Stephen: Thank you so much for this extremely interesting guest post. I wish I understood both their argument and your reply more clearly. I sense their point is essentially that given what’s known about how some of these interventions appear to help patients, we should be seeing a higher percentage of positive trials than we do; and you seem to be saying no, not really, if the computations are done correctly. Please put me straight if this is all wrong. And their argument for their position appears to be that false negatives in critical care result because the trials include many patients the treatment could not reasonably be expected to help, leading to high false negatives. A better way, they say, would be “Trials in which patients are screened based on mechanism …Designers of RCTs and clinical trials groups should ensure that proposed RCTs in critical care identify subgroups of patients that match the specific intervention being tested.” Knowing what you have said about randomisation, though, if there’s fairly good grounds for the operative ‘mechanism”, shouldn’t that already enter into the randomisation (following what you’ve said about relevant factors required to be in the model before randomizing)?
In figure 1, I don’t see how one gets 97.5% for the expected percentage positive with the prob(H1) = .25 and maximal power, when it’s only around .5 when prob(H1) = .5. (But this might be due to misreading this, due to extreme-fuzzy-headedness on my part.)
Nice blog. Continuing with the critical care theme, the UK Recovery trial did unearth dexamethasone and more recently Tocilizumab, so its success rate hasn’t been too bad.

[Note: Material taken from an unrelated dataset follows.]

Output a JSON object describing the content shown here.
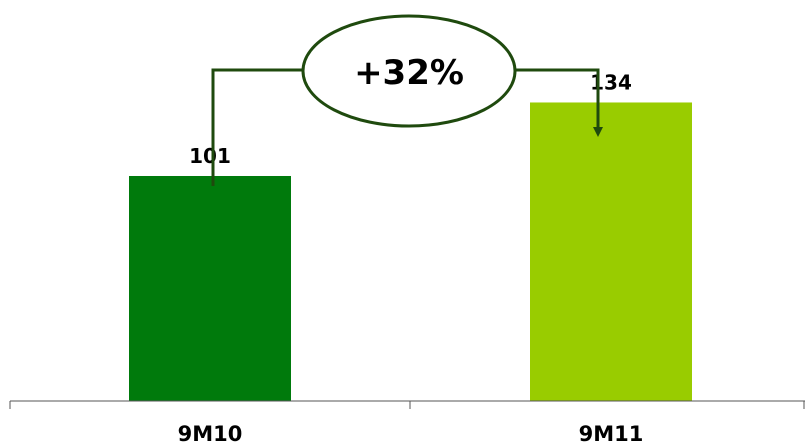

It killed off definitively some notable others Iike HCQ This is a very large platform trial, albeit open-label for practical reasons. But perhaps a more coordinated and systematic approach across institutions is the way forward in critical care. We need to see more patients viewing clinical trials as a treatment option and embed an experimental framework within healthcare more generally. Notably within the national vaccine roll out programs.
Thanks, Deborah. The message is rather that if we don’t have many positive reults in a field a natural explanation is that few treatments are effective or perhaps that many treatments are barely effective. So I take the cynical view that the solution is finding better treatments (which I freely admit is really hard) rather than assuming that the explanation of the high failure rate is that treatments are being examined badly (either by using inappropriate statistical methods or wrong entry criteria or some other fault of design).
My apologies regarding the confusion over calculations. The graphs were rather confusingly labelled. The 97.5% label applies to the vertical dashed line on the RHS. At that value of the power, if the proportion of effective treatments is 0.5 (this being the case for the steepest of the four lines), then the probablity of a positive result is the probability of a type I error plus the probability of a true positive. So we have (0.5 x 0.025) + (0.5 x 0.975) = 0.5(0.025+0.975)=0.5 x 1= 0.5. Hence the steepest line iinteresects the horizontal 50% line and the vertical 97.5% line where they intersct each other.